Awakening to More Trouble
Posted by Ilan Goldenberg

I haven't written much lately about the dangerously deteriorating situation of Sahwa movement.  But here is just another case and point in how unsteady the situation remains.

The success of the US "surge" strategy in Iraq may be under threat as Sunni militia employed by the US to fight al-Qaida are warning of a national strike because they are not being paid regularly.

Leading members of the 80,000-strong Sahwa, or awakening, councils have said they will stop fighting unless payment of their $10 a day (£5) wage is resumed.
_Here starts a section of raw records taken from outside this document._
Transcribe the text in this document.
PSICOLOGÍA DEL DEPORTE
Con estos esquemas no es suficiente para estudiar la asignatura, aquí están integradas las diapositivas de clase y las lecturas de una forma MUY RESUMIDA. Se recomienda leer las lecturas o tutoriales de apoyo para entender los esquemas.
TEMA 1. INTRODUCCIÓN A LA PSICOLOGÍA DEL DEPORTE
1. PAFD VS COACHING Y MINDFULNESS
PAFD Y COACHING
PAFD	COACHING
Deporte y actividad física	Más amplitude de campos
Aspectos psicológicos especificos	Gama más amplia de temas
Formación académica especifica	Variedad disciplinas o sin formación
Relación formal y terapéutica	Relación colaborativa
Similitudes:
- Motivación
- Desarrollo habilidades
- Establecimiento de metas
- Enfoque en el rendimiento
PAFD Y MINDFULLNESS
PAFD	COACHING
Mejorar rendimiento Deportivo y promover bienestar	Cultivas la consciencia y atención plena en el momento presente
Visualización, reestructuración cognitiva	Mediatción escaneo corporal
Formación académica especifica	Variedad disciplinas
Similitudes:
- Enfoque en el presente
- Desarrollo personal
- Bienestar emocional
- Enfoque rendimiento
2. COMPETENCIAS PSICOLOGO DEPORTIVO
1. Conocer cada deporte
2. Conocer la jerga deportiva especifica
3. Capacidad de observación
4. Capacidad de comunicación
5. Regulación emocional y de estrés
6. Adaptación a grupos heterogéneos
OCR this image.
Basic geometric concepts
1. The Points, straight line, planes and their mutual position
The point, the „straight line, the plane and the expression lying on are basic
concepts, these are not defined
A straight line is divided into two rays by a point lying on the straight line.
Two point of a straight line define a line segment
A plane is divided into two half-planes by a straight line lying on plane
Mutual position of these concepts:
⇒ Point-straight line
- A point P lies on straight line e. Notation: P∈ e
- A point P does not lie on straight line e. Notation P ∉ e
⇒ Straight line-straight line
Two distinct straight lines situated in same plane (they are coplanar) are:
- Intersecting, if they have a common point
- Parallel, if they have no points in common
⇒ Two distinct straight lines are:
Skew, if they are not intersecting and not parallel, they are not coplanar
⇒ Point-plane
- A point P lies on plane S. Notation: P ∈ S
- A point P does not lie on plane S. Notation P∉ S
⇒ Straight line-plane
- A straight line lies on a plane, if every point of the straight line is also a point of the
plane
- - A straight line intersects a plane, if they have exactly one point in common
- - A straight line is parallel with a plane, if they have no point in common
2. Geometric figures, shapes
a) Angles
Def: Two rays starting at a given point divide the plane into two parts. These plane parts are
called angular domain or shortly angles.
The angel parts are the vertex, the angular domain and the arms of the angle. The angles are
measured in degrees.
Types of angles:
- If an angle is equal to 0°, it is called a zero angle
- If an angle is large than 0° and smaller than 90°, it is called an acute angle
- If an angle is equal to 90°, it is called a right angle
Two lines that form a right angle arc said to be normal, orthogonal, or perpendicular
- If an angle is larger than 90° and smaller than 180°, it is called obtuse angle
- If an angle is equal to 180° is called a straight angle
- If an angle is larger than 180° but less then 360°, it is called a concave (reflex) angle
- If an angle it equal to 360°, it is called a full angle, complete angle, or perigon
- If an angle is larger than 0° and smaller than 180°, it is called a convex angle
The fighters are accusing the US military of using them to clear al-Qaida militants from dangerous areas and then abandoning them.

A telephone survey by GuardianFilms for Channel 4 News reveals that out of 49 Sahwa councils four with more than 1,400 men have already quit, 38 are threatening to go on strike and two already have...
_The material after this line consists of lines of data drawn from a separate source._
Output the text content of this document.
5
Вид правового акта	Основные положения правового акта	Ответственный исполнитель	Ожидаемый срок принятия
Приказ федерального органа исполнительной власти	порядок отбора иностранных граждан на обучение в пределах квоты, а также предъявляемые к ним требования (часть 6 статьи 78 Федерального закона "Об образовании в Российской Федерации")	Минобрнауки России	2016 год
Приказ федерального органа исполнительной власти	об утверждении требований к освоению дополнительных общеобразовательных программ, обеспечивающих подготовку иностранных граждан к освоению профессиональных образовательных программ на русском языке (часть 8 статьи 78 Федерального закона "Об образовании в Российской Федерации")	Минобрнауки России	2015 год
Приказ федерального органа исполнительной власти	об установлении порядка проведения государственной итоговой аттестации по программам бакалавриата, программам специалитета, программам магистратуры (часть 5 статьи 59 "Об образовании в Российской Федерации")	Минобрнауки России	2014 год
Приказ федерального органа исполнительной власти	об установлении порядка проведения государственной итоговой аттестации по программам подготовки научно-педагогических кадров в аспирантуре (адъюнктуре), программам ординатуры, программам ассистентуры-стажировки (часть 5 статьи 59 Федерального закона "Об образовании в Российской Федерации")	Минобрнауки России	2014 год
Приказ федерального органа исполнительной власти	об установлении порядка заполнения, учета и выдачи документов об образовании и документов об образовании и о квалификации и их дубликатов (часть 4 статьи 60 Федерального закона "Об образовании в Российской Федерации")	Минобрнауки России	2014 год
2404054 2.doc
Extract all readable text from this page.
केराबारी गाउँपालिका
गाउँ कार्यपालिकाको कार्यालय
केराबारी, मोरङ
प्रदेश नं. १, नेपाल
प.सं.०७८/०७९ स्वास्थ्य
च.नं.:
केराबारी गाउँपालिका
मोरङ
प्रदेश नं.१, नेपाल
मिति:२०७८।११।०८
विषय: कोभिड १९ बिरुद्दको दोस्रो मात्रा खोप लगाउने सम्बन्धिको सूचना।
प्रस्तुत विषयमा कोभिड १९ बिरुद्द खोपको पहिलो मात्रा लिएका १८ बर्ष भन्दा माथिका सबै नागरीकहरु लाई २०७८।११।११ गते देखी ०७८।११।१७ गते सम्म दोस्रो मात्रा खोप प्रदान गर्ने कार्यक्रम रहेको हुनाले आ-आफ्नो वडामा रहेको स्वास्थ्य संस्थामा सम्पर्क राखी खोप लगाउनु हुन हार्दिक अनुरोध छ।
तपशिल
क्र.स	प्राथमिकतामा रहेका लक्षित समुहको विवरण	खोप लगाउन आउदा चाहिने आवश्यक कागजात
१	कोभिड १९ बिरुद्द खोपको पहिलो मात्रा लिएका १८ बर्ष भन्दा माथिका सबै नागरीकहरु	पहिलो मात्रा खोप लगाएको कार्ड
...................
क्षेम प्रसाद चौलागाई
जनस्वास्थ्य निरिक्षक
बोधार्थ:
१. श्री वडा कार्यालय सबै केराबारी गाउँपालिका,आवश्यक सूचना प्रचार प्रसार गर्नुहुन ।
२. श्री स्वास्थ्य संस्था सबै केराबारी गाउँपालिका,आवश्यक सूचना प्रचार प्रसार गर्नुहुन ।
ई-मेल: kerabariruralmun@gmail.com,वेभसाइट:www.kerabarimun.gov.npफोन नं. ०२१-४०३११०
But dozens of phone calls to Sahwa leaders reveal bitterness and anger. "We know the Americans are using us to do their dirty work and kill off the resistance for them and then we get nothing for it," said Abu Abdul-Aziz, the head of the council in Abu Ghraib, where 500 men have already quit.

"The Americans got what they wanted. We purged al-Qaida for them and now people are saying why should we have any more deaths for the Americans. They have given us nothing."

In Dora, a southern suburb of Baghdad, the leaders of a Sahwa group of 2,400 men said they were considering strike action because none of the 2,000 applicants they had put forward for jobs with the police and military had been accepted.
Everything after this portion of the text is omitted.